Ballerina retires after 21 years

Bunions common among dancersPhilly.com has reported that Martha Chamberlain, principal dancer for the Pennsylvania Ballet, will retire at the age of 39 after a long, illustrious career.

Chamberlain will stay involved with the company as a teacher and expanding on her line of dancewear and leotards, which she designs and handcrafts herself.

She told the reporter that it was time to move on after spending more than two decades as a professional ballerina.

"I didn't want to be 40 and dancing," Chamberlain said, quoted by the news source.

Her last dance with the Pennsylvania Ballet will be a tribute to George Gershwin, in George Balanchine's production of Who Cares?
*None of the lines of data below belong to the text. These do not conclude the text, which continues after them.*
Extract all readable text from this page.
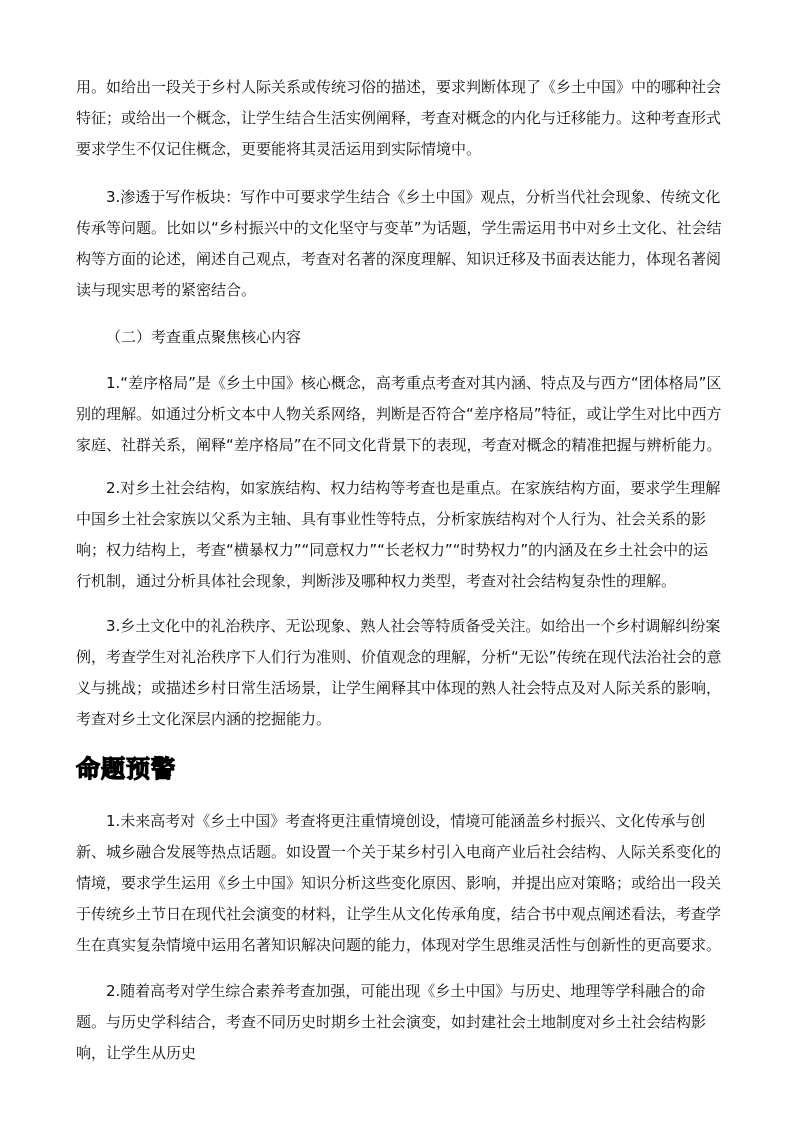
用。如给出一段关于乡村人际关系或传统习俗的描述，要求判断体现了《乡土中国》中的哪种社会特征；或给出一个概念，让学生结合生活实例阐释，考查对概念的内化与迁移能力。这种考查形式要求学生不仅记住概念，更要能将其灵活运用到实际情境中。
3.渗透于写作板块：写作中可要求学生结合《乡土中国》观点，分析当代社会现象、传统文化传承等问题。比如以“乡村振兴中的文化坚守与变革”为话题，学生需运用书中对乡土文化、社会结构等方面的论述，阐述自己观点，考查对名著的深度理解、知识迁移及书面表达能力，体现名著阅读与现实思考的紧密结合。
（二）考查重点聚焦核心内容
1.“差序格局”是《乡土中国》核心概念，高考重点考查对其内涵、特点及与西方“团体格局”区别的理解。如通过分析文本中人物关系网络，判断是否符合“差序格局”特征，或让学生对比中西方家庭、社群关系，阐释“差序格局”在不同文化背景下的表现，考查对概念的精准把握与辨析能力。
2.对乡土社会结构，如家族结构、权力结构等考查也是重点。在家族结构方面，要求学生理解中国乡土社会家族以父系为主轴、具有事业性等特点，分析家族结构对个人行为、社会关系的影响；权力结构上，考查“横暴权力”“同意权力”“长老权力”“时势权力”的内涵及在乡土社会中的运行机制，通过分析具体社会现象，判断涉及哪种权力类型，考查对社会结构复杂性的理解。
3.乡土文化中的礼治秩序、无讼现象、熟人社会等特质备受关注。如给出一个乡村调解纠纷案例，考查学生对礼治秩序下人们行为准则、价值观念的理解，分析“无讼”传统在现代法治社会的意义与挑战；或描述乡村日常生活场景，让学生阐释其中体现的熟人社会特点及对人际关系的影响，考查对乡土文化深层内涵的挖掘能力。
命题预警
1.未来高考对《乡土中国》考查将更注重情境创设，情境可能涵盖乡村振兴、文化传承与创新、城乡融合发展等热点话题。如设置一个关于某乡村引入电商产业后社会结构、人际关系变化的情境，要求学生运用《乡土中国》知识分析这些变化原因、影响，并提出应对策略；或给出一段关于传统乡土节日在现代社会演变的材料，让学生从文化传承角度，结合书中观点阐述看法，考查学生在真实复杂情境中运用名著知识解决问题的能力，体现对学生思维灵活性与创新性的更高要求。
2.随着高考对学生综合素养考查加强，可能出现《乡土中国》与历史、地理等学科融合的命题。与历史学科结合，考查不同历史时期乡土社会演变，如封建社会土地制度对乡土社会结构影响，让学生从历史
Dancers who have been in the game for as long as Chamberlain may be experiencing bunions or hammer toe due to the stress ballerinas tend to put on their feet. Pointe shoes alone are enough to cause foot pain, let alone when combined with strenuous toe stands.

The American College of Foot and Ankle Orthopedics and Medicine reports that bunions are a common condition in dancers, especially those who choose ballet.

Bunion splints are proven to correct bunions

Luckily, Chamberlain may be able to correct any bunions or foot conditions she may have developed during her career and enjoy her retirement without the hassle of painful bunion surgery. Many podiatrists recommend the use of bunion splints or orthotics to treat bunions and hammer toe.